If the organization allows member state agendas to strait-jacket it, then it will so surely wither away. In place of this, the SCO would have to develop an effervescent, outward policy with finesse to Eurasia’s multi-dimensional politics. The Azerbaijani and Turkish positive outreach is a direction to such openness. For the others, i.e., Russia, China, and Pakistan, the future accession of Azerbaijan and Türkiye would be a chance to reaffirm the pan-Eurasian nature of the SCO. It would broaden the horizon of activity of the organization, diversify its diplomatic portfolio, and raise the profile of the organization globally. In a more multipolar world order with fragmentation, the SCO can be one alternative coalition platform—a one above Cold War blocs and a one for cooperative dividends. The Tianjin Summit can be one watershed in SCO outreach. Whether formally extended to Azerbaijan and Türkiye or not, their involvement is an imprimatur upon the growing gravitational pull of the organization.
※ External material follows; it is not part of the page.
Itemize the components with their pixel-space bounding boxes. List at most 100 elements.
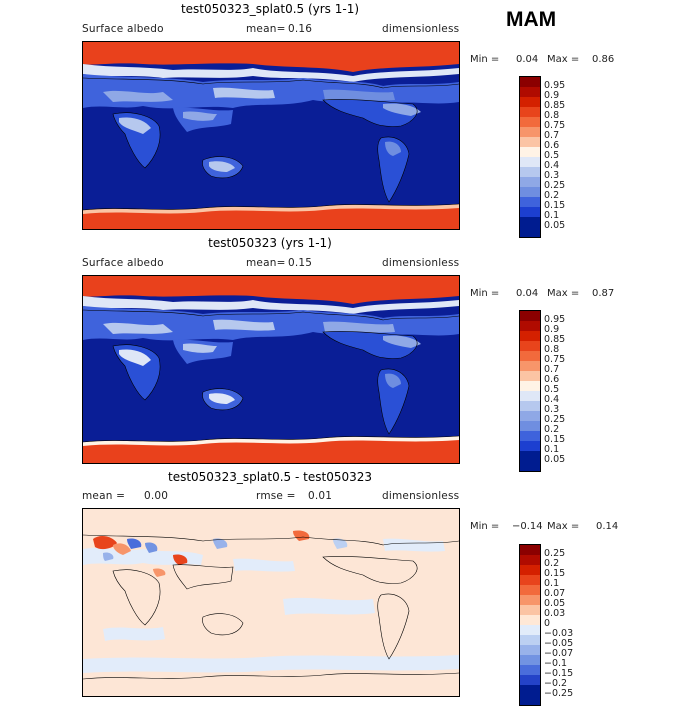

The challenge now is whether or not the momentum is allowed to dissipate with the weaknesses of the organization.

The SCO needs to reaffirm the spirit of its inception—dialogue, respect, and openness—before it can be an effective and representative forum for Eurasian cooperation. Thirdly, and most important, expansion to Azerbaijan and Türkiye would bring strategic and geographic diversity to the SCO but also to the legitimacy of an actually representative institution. Eurasian multilateralism’s future is at stake on the capacity of institutions such as the SCO to be forward-looking and visionary. When SCO opens its arms to the broader world, it can ride on this wave to assert a new world order for itself.

Ali Mehar is a student of BS International Relations at Quaid e Azam University.